This pork belly is very easy to do and it is amazingly good. The combination of the caramel sauce with the pork together with the herbs, it's just awesome!!
INGREDIENTS
1kg boneless pork belly, skin on
1/2 cup (110g) firmly packed brown sugar
1/3 cup (80ml) red wine vinegar
2 star anise
juice of 1 lime, plus wedges to serve
1 cup mint leaves
1 cup coriander leaves
1 cup Thai basil leaves
3 spring onions, thinly sliced
1 long red chilli, seeds removed, thinly sliced
METHOD:
Preheat the oven to 220°C.
Score the pork belly skin at 1 cm intervals. Place the pork on a rack in a roasting pan, skin-side up.

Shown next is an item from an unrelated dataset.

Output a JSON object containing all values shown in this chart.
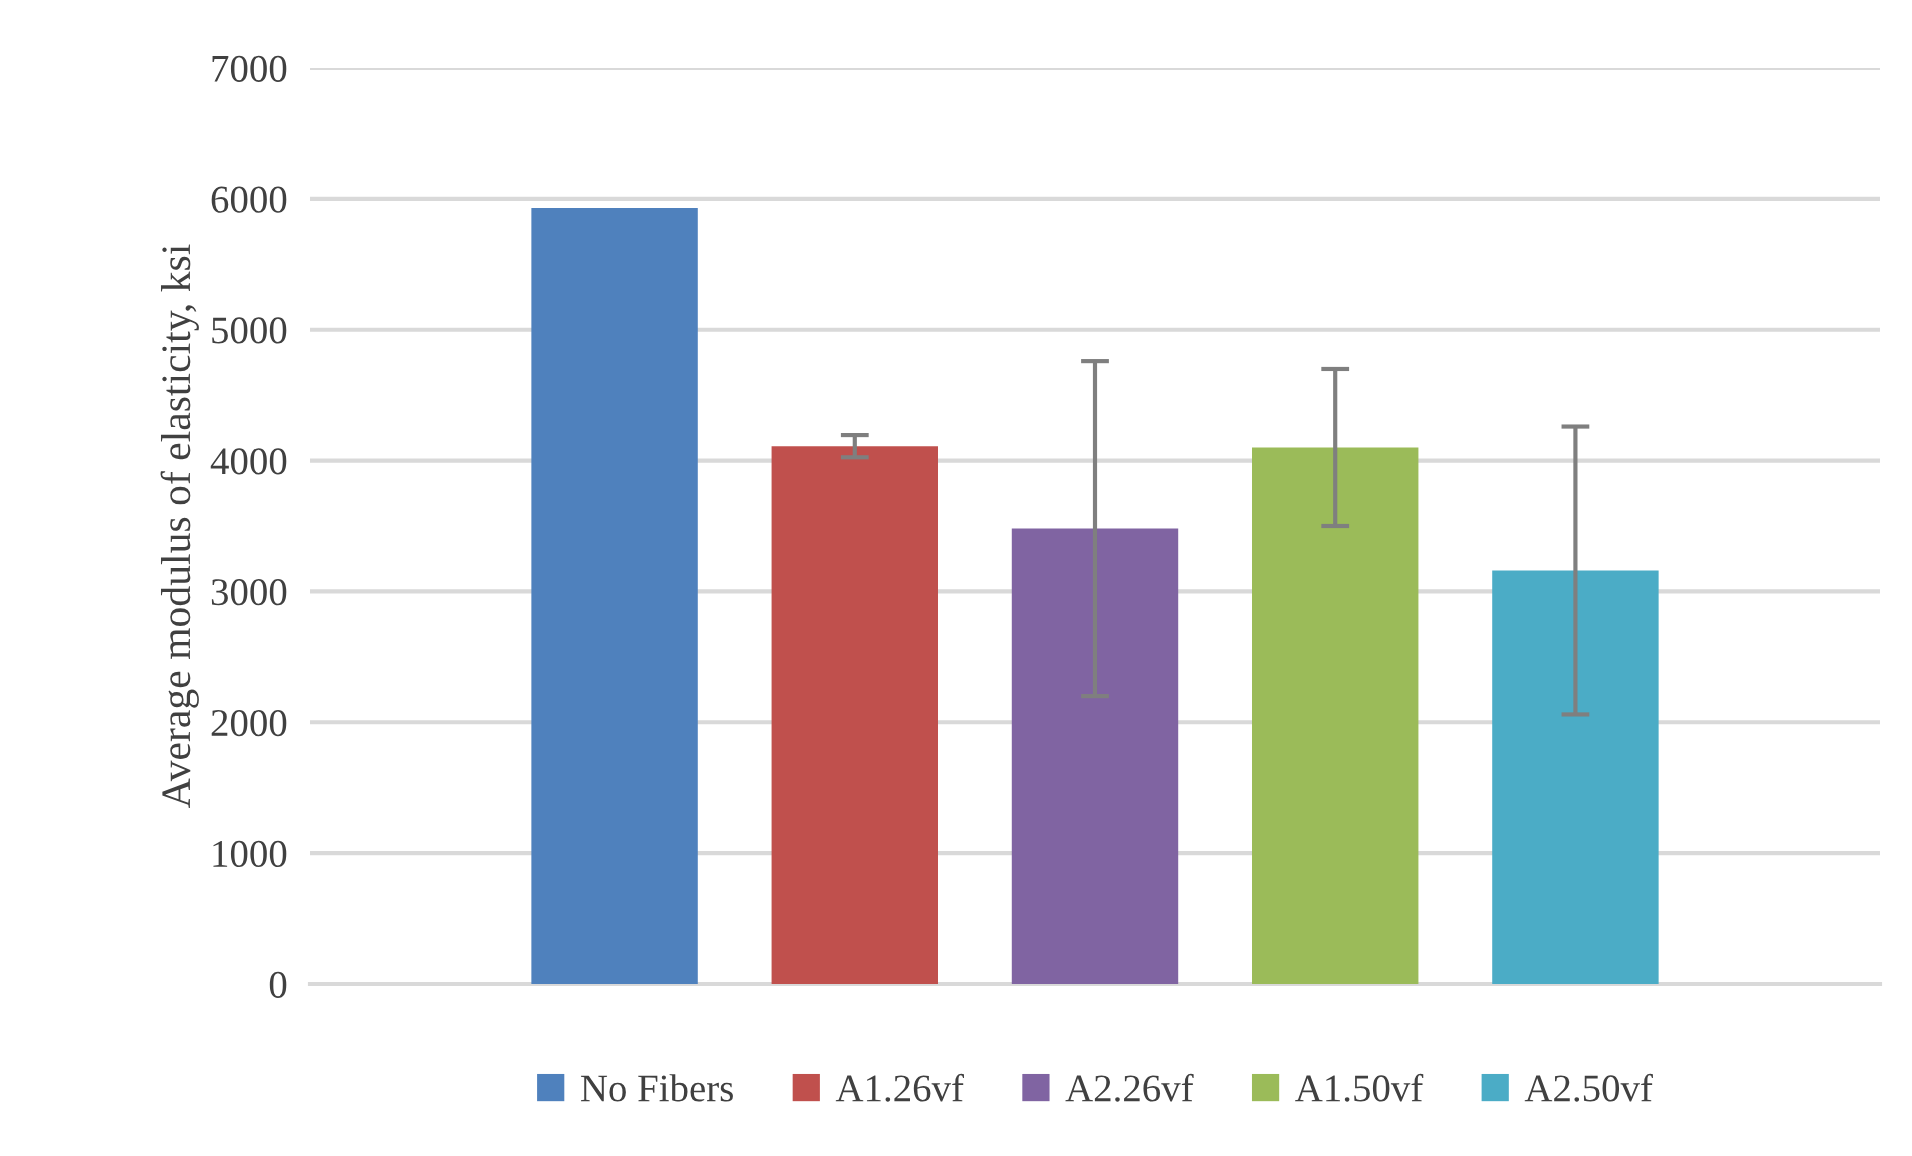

Rub 2 tablespoons salt into the skin, then pour in enough water to fill the pan to just under the rack.
Roast for 30 minutes or until the skin is crispy, then reduce the oven to 180°C and roast for a further 1 1/2 hours or until the meat is tender, topping up with water as necessary.
Meanwhile, place the brown sugar, vinegar and star anise in a pan over low heat, stirring to dissolve the sugar.
Simmer for 5 minutes, then add the chicken stock and simmer for 5-6 minutes until reduced by half.
Add the lime juice and continue to reduce for 3-4 minutes until syrupy.
Make a bed of herbs, spring onion and chilli in a serving platter.
Carve the pork into bite-sized cubes and arrange on the platter.
Drizzle with the caramel dressing and serve with lime wedges to squeeze over.